The only mantra for Sri Lankan exports to regain its competitive edge and recover lost grounds in the European market is through reapplying and obtaining the Generalized System of Preference (GSP) plus facility for which the country has been determined eligible, the outgoing Chairperson of the Exporters Association of Sri Lanka (EASL), Dawn Austin, suggested last week.
These comments were made in the wake of Secretary to the Treasury Dr. P.J. Jayasundera recently indicating that the government is not planning to request for the reinstatement of the GSP plus, when it comes for renewal in June next year.
Making her address at the 16th Annual General Meeting of EASL held last week, Austin highlighted that from the exporters’ point of view, the new GSP facility introduced by the government of Norway, which came to effect from January 1, 2013, is a rainbow of opportunities; as it had increased the product coverage, widened the concessions and provided an opening for lower middle income countries to diversify their exports, particularly in the fields of textile and apparel.

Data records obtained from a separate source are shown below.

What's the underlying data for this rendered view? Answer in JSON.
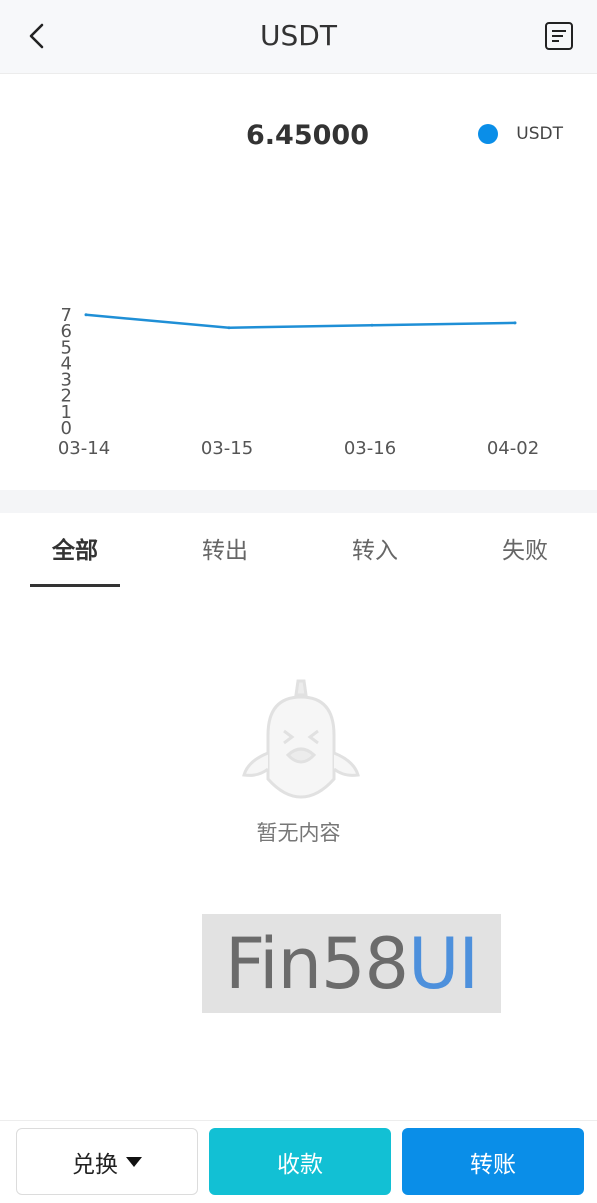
{
  "header": {
    "title": "USDT",
    "back_icon": "chevron-left-icon",
    "record_icon": "document-list-icon"
  },
  "summary": {
    "price": "6.45000",
    "legend_label": "USDT",
    "legend_color": "#0a8ee8"
  },
  "chart_data": {
    "type": "line",
    "categories": [
      "03-14",
      "03-15",
      "03-16",
      "04-02"
    ],
    "series": [
      {
        "name": "USDT",
        "values": [
          6.95,
          6.15,
          6.3,
          6.45
        ],
        "color": "#1f8fd6"
      }
    ],
    "y_ticks": [
      "0",
      "1",
      "2",
      "3",
      "4",
      "5",
      "6",
      "7"
    ],
    "ylim": [
      0,
      7
    ],
    "grid": false,
    "legend_position": "top-right"
  },
  "tabs": [
    {
      "label": "全部",
      "active": true
    },
    {
      "label": "转出",
      "active": false
    },
    {
      "label": "转入",
      "active": false
    },
    {
      "label": "失败",
      "active": false
    }
  ],
  "empty_state": {
    "text": "暂无内容",
    "icon": "empty-mascot-icon"
  },
  "watermark": {
    "part1": "Fin58",
    "part2": "UI"
  },
  "actions": {
    "exchange_label": "兑换",
    "receive_label": "收款",
    "transfer_label": "转账",
    "receive_color": "#12c0d4",
    "transfer_color": "#0a8ee8"
  }
}
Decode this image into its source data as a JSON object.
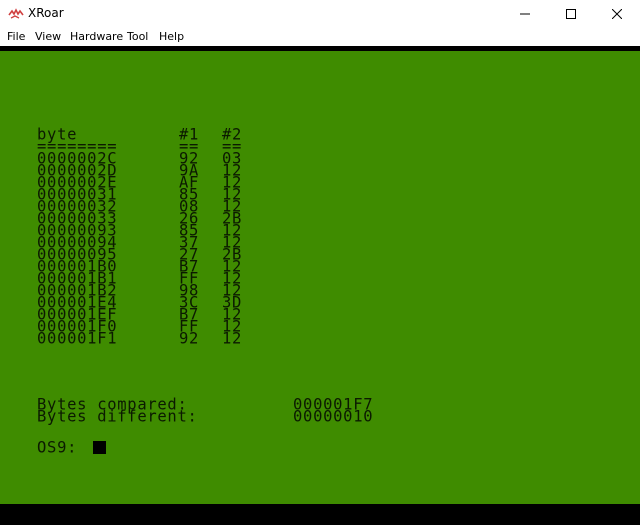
{
  "window": {
    "title": "XRoar",
    "icon": "xroar-icon",
    "controls": [
      "minimize-icon",
      "maximize-icon",
      "close-icon"
    ]
  },
  "menu": {
    "items": [
      "File",
      "View",
      "Hardware",
      "Tool",
      "Help"
    ]
  },
  "colors": {
    "screen_bg": "#3f8c00",
    "screen_text": "#0b1a00",
    "border": "#000000"
  },
  "screen": {
    "header": {
      "col1": "byte",
      "col2": "#1",
      "col3": "#2"
    },
    "rule": {
      "col1": "========",
      "col2": "==",
      "col3": "=="
    },
    "rows": [
      {
        "byte": "0000002C",
        "v1": "92",
        "v2": "03"
      },
      {
        "byte": "0000002D",
        "v1": "9A",
        "v2": "12"
      },
      {
        "byte": "0000002E",
        "v1": "AF",
        "v2": "12"
      },
      {
        "byte": "00000031",
        "v1": "85",
        "v2": "12"
      },
      {
        "byte": "00000032",
        "v1": "08",
        "v2": "12"
      },
      {
        "byte": "00000033",
        "v1": "26",
        "v2": "2B"
      },
      {
        "byte": "00000093",
        "v1": "85",
        "v2": "12"
      },
      {
        "byte": "00000094",
        "v1": "37",
        "v2": "12"
      },
      {
        "byte": "00000095",
        "v1": "27",
        "v2": "2B"
      },
      {
        "byte": "000001B0",
        "v1": "B7",
        "v2": "12"
      },
      {
        "byte": "000001B1",
        "v1": "FF",
        "v2": "12"
      },
      {
        "byte": "000001B2",
        "v1": "98",
        "v2": "12"
      },
      {
        "byte": "000001E4",
        "v1": "3C",
        "v2": "3D"
      },
      {
        "byte": "000001EF",
        "v1": "B7",
        "v2": "12"
      },
      {
        "byte": "000001F0",
        "v1": "FF",
        "v2": "12"
      },
      {
        "byte": "000001F1",
        "v1": "92",
        "v2": "12"
      }
    ],
    "summary": [
      {
        "label": "Bytes compared:",
        "value": "000001F7"
      },
      {
        "label": "Bytes different:",
        "value": "00000010"
      }
    ],
    "prompt": "OS9:"
  }
}
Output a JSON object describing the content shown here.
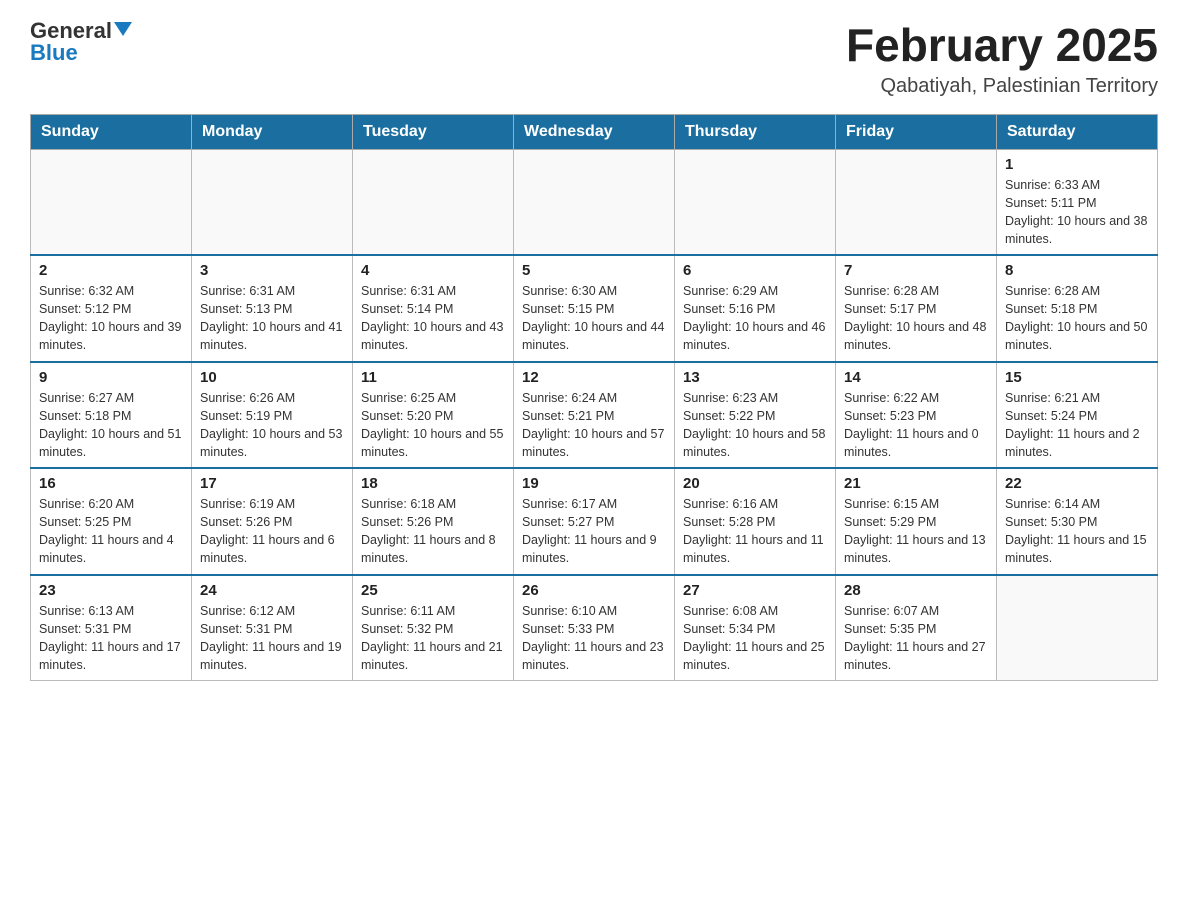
{
  "header": {
    "logo_general": "General",
    "logo_blue": "Blue",
    "month_title": "February 2025",
    "location": "Qabatiyah, Palestinian Territory"
  },
  "days_of_week": [
    "Sunday",
    "Monday",
    "Tuesday",
    "Wednesday",
    "Thursday",
    "Friday",
    "Saturday"
  ],
  "weeks": [
    [
      {
        "day": "",
        "info": ""
      },
      {
        "day": "",
        "info": ""
      },
      {
        "day": "",
        "info": ""
      },
      {
        "day": "",
        "info": ""
      },
      {
        "day": "",
        "info": ""
      },
      {
        "day": "",
        "info": ""
      },
      {
        "day": "1",
        "info": "Sunrise: 6:33 AM\nSunset: 5:11 PM\nDaylight: 10 hours and 38 minutes."
      }
    ],
    [
      {
        "day": "2",
        "info": "Sunrise: 6:32 AM\nSunset: 5:12 PM\nDaylight: 10 hours and 39 minutes."
      },
      {
        "day": "3",
        "info": "Sunrise: 6:31 AM\nSunset: 5:13 PM\nDaylight: 10 hours and 41 minutes."
      },
      {
        "day": "4",
        "info": "Sunrise: 6:31 AM\nSunset: 5:14 PM\nDaylight: 10 hours and 43 minutes."
      },
      {
        "day": "5",
        "info": "Sunrise: 6:30 AM\nSunset: 5:15 PM\nDaylight: 10 hours and 44 minutes."
      },
      {
        "day": "6",
        "info": "Sunrise: 6:29 AM\nSunset: 5:16 PM\nDaylight: 10 hours and 46 minutes."
      },
      {
        "day": "7",
        "info": "Sunrise: 6:28 AM\nSunset: 5:17 PM\nDaylight: 10 hours and 48 minutes."
      },
      {
        "day": "8",
        "info": "Sunrise: 6:28 AM\nSunset: 5:18 PM\nDaylight: 10 hours and 50 minutes."
      }
    ],
    [
      {
        "day": "9",
        "info": "Sunrise: 6:27 AM\nSunset: 5:18 PM\nDaylight: 10 hours and 51 minutes."
      },
      {
        "day": "10",
        "info": "Sunrise: 6:26 AM\nSunset: 5:19 PM\nDaylight: 10 hours and 53 minutes."
      },
      {
        "day": "11",
        "info": "Sunrise: 6:25 AM\nSunset: 5:20 PM\nDaylight: 10 hours and 55 minutes."
      },
      {
        "day": "12",
        "info": "Sunrise: 6:24 AM\nSunset: 5:21 PM\nDaylight: 10 hours and 57 minutes."
      },
      {
        "day": "13",
        "info": "Sunrise: 6:23 AM\nSunset: 5:22 PM\nDaylight: 10 hours and 58 minutes."
      },
      {
        "day": "14",
        "info": "Sunrise: 6:22 AM\nSunset: 5:23 PM\nDaylight: 11 hours and 0 minutes."
      },
      {
        "day": "15",
        "info": "Sunrise: 6:21 AM\nSunset: 5:24 PM\nDaylight: 11 hours and 2 minutes."
      }
    ],
    [
      {
        "day": "16",
        "info": "Sunrise: 6:20 AM\nSunset: 5:25 PM\nDaylight: 11 hours and 4 minutes."
      },
      {
        "day": "17",
        "info": "Sunrise: 6:19 AM\nSunset: 5:26 PM\nDaylight: 11 hours and 6 minutes."
      },
      {
        "day": "18",
        "info": "Sunrise: 6:18 AM\nSunset: 5:26 PM\nDaylight: 11 hours and 8 minutes."
      },
      {
        "day": "19",
        "info": "Sunrise: 6:17 AM\nSunset: 5:27 PM\nDaylight: 11 hours and 9 minutes."
      },
      {
        "day": "20",
        "info": "Sunrise: 6:16 AM\nSunset: 5:28 PM\nDaylight: 11 hours and 11 minutes."
      },
      {
        "day": "21",
        "info": "Sunrise: 6:15 AM\nSunset: 5:29 PM\nDaylight: 11 hours and 13 minutes."
      },
      {
        "day": "22",
        "info": "Sunrise: 6:14 AM\nSunset: 5:30 PM\nDaylight: 11 hours and 15 minutes."
      }
    ],
    [
      {
        "day": "23",
        "info": "Sunrise: 6:13 AM\nSunset: 5:31 PM\nDaylight: 11 hours and 17 minutes."
      },
      {
        "day": "24",
        "info": "Sunrise: 6:12 AM\nSunset: 5:31 PM\nDaylight: 11 hours and 19 minutes."
      },
      {
        "day": "25",
        "info": "Sunrise: 6:11 AM\nSunset: 5:32 PM\nDaylight: 11 hours and 21 minutes."
      },
      {
        "day": "26",
        "info": "Sunrise: 6:10 AM\nSunset: 5:33 PM\nDaylight: 11 hours and 23 minutes."
      },
      {
        "day": "27",
        "info": "Sunrise: 6:08 AM\nSunset: 5:34 PM\nDaylight: 11 hours and 25 minutes."
      },
      {
        "day": "28",
        "info": "Sunrise: 6:07 AM\nSunset: 5:35 PM\nDaylight: 11 hours and 27 minutes."
      },
      {
        "day": "",
        "info": ""
      }
    ]
  ]
}
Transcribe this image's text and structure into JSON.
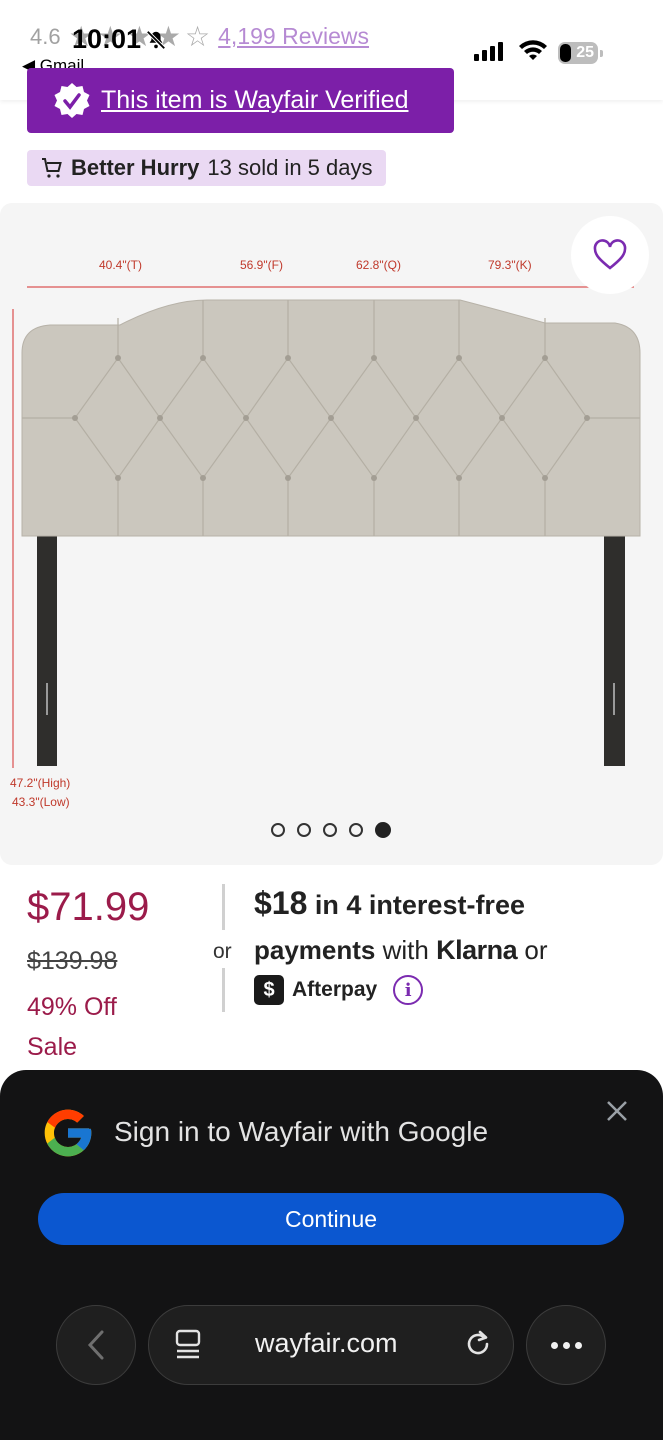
{
  "status_bar": {
    "time": "10:01",
    "back_app": "◀ Gmail",
    "battery": "25"
  },
  "rating": {
    "value": "4.6",
    "stars": 4.5,
    "reviews_link": "4,199 Reviews"
  },
  "verified_banner": {
    "text": "This item is Wayfair Verified"
  },
  "urgency": {
    "bold": "Better Hurry",
    "text": "13 sold in 5 days"
  },
  "gallery": {
    "dimension_labels": {
      "twin": "40.4\"(T)",
      "full": "56.9\"(F)",
      "queen": "62.8\"(Q)",
      "king": "79.3\"(K)",
      "high": "47.2\"(High)",
      "low": "43.3\"(Low)"
    },
    "slide_count": 5,
    "active_slide": 5
  },
  "pricing": {
    "price": "$71.99",
    "was_price": "$139.98",
    "discount": "49% Off",
    "badge": "Sale",
    "or": "or",
    "installment_amount": "$18",
    "installment_text": "in 4 interest-free",
    "payments_word": "payments",
    "with": "with",
    "klarna": "Klarna",
    "or2": "or",
    "afterpay": "Afterpay"
  },
  "google_sheet": {
    "title": "Sign in to Wayfair with Google",
    "continue": "Continue"
  },
  "browser": {
    "url": "wayfair.com"
  },
  "colors": {
    "brand_purple": "#7c1fa8",
    "price_red": "#9b1b4a",
    "google_blue": "#0b57d0"
  }
}
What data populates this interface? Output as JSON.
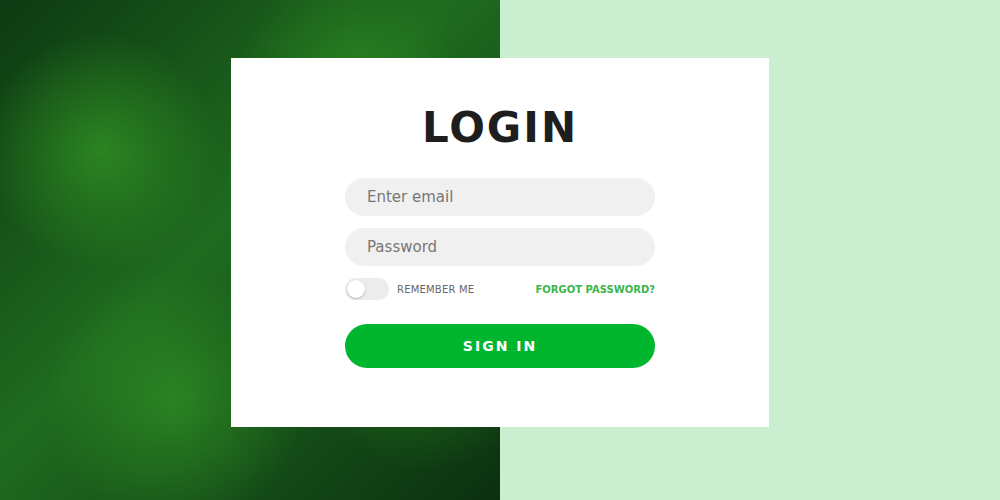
{
  "title": "LOGIN",
  "fields": [
    {
      "name": "email",
      "placeholder": "Enter email",
      "type": "email"
    },
    {
      "name": "password",
      "placeholder": "Password",
      "type": "password"
    }
  ],
  "remember": {
    "label": "REMEMBER ME",
    "on": false
  },
  "forgot": {
    "label": "FORGOT PASSWORD?"
  },
  "submit": {
    "label": "SIGN IN"
  }
}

She further said that with the introduction of the new GSP concession, Sri Lanka is entitled to enjoy duty free access to all industrial products, including all textile items. The facility also provides preferences on selected agricultural products, which will be beneficial for certain exports from the country.
“With a greater number of countries joining the European Union (EU), there are few emerging markets that are accessible to Sri Lanka. At the end of the day, economically strong Asian countries are themselves not buyers of certain lines of products from Sri Lanka as they themselves sell the same skills and resources we do, and manufacture or produce the same items,” she emphasized.
The outgoing Chairperson also perceived that India-Sri Lanka Comprehensive Economic Partnership Agreement (CEPA) contributed to dissuading the country’s exports from tapping the vast Indian retail market due to the many insidious Non Tariff Barriers implemented. She said that the EASL has already alerted authorities with regard to the situation.
Meanwhile, when asked whether Sri Lanka’s decision to not apply for GSP plus was wise given that it comes at a time when exports to the European Union still holds a major proportion of the island’s total exports, former Deputy Governor of the Central Bank Weerakoon Wijewardena, however, said that the decision was justified when looking at a macro economic long-term perspective.
“What has been said by the regulator made a lot of economic sense as economists do not approve setting up economies based on subsidies, because they encourage people to move into sectors which have been subsidized,” Wijewardena, who is now an Independent Consultant in Economics and Banking said. He noted that ‘those’ subsidized economic activities never gain capacity to stand on their own feet thereby becoming a huge burden to the economies concerned and do not learn to manage risks, because their risks are assumed by those who provide subsidies.
“The development of an export sector that does not rely on subsidies is, in fact, wise counselling. However, that ‘no-subsidy’ policy has to be extended to other sectors of the economy as well, and should not be used selectively to deride one sector that has not got the subsidy because Sri Lanka has failed to meet the subsidy requirements imposed by the EU,” he held.
Nonetheless, the economist identified GSP plus, which facilitates partial liberalisation as the second best option in the absence of full trade liberalisation in the world. Elaborating, he said that, until the world moves to the latter, even a partial liberalisation should be welcome because the country has to compete now with those who have got the benefit from such partial liberalisation.